Belarusians were quick to organise humanitarian aid for Ukrainians across the border and for refugees in Belarus. Volunteers set up collections of medicines, food supplies, and personal hygiene items and took these donations across the border in private cars.

These activities alarmed the Belarusian authorities. By May, the KGB made about 100 arrests in a bid to catch the railway partisans — the railways are now guarded by the military with orders to shoot. Several individuals were charged in June with “attempted terrorism,” a charge that could entail a death sentence. Belarus is the only European country to retain the death penalty, and in May the law was changed to widen its application to include “attempted acts of terrorism.”

The authorities also tried to stamp out the grassroots humanitarian effort. In June, a woman organising a kids’ party for Ukrainian refugee children in Homel was promptly arrested and sentenced to seven days in prison.

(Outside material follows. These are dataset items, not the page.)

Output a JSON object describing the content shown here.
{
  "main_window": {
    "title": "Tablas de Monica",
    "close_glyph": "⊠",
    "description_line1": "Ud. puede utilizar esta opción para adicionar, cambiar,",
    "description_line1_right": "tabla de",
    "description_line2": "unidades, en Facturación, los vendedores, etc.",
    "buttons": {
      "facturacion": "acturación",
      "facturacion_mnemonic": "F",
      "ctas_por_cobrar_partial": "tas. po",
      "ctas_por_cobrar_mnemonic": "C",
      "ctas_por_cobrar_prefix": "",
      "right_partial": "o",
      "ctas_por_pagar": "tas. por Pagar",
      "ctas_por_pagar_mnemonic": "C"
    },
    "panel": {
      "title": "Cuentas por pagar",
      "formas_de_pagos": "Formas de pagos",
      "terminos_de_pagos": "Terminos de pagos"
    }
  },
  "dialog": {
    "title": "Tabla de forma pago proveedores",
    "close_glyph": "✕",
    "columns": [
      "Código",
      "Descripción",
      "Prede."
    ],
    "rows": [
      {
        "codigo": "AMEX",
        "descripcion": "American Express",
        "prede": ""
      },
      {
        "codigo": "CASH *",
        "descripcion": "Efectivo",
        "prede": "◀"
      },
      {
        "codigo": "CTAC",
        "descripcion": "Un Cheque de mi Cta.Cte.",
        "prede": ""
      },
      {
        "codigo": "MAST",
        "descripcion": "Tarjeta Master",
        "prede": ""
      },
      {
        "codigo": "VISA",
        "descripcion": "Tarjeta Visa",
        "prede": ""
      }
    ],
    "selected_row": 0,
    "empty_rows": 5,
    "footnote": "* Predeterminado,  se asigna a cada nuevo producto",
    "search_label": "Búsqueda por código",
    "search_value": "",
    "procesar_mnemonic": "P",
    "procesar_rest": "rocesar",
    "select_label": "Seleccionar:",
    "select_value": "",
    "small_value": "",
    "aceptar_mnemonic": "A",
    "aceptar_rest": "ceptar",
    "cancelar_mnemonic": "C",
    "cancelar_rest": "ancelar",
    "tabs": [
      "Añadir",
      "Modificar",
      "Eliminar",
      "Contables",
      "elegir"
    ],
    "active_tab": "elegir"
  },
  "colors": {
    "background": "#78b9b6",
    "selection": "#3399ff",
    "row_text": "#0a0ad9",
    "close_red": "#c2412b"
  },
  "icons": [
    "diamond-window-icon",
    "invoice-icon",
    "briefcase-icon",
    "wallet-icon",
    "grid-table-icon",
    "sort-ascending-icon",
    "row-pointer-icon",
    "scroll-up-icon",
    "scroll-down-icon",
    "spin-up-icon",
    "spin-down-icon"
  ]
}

Clearly, intimidation tactics have not swayed public opinion in Belarus. State media are unlikely to be any more effective. A study by Professor Samuel Greene of King’s College London found far fewer Belarusians turn to pro-government media than their Russian counterparts. In Belarus, 50 percent of the respondents preferred independent media and only 27 percent preferred state media, whereas in Russia 80 percent of respondents preferred state media. Belarusian authorities’ long tradition of heavy-handed suppression of independent media backfired: rather than boost the audiences for state outlets, it only made Belarusians more adept at seeking new independent sources of information, usually online and using a VPN.

Relying on independent media may explain why Ukrainian marketing specialists, countering Russian pro-war propaganda with anti-war messages sent to Russian and Belarusian audiences on YouTube and Facebook, noticed a dramatic difference in how their messages were received by audiences in Russia and Belarus. While most Russian users rejected their posts as fake news, Belarusians responded with messages of support.

Belarusians will not agree to fight in Russia’s war. According to Chatham House’s poll, only 20 percent have any confidence in their troops actually participating in fighting if they are sent to Ukraine. Seventy-six percent expect Belarusian soldiers to refuse to fight, avoid using weapons, surrender to the Ukrainians, leave the army, or run away.

Sending Belarus’ ill-trained and unmotivated army of conscripts, who are just as likely as not to refuse to fight or surrender, would risk depriving Lukashenka of the support of his own generals and expose him to the possibility of renewed unrest at home. Should the Kremlin insist, he would be between a rock and a hard place. But then, Lukashenka has decades of experience of promising much and delivering little to the Kremlin.

This article was one of the top ten most read articles published in 2022.

Dr Natalya Chernyshova is Senior Lecturer in Modern History at the University of Winchester, UK. She has published on Belarusian and Soviet history. During 2020-2022, her research on Soviet Belarus was funded by the British Academy Mid-Career Fellowship. She has also commented on Belarus’ history and current affairs for The Conversation, PONARS Eurasia, History & Policy, History Today and other media. 

This article is published under a Creative Commons Licence and may be republished with attribution.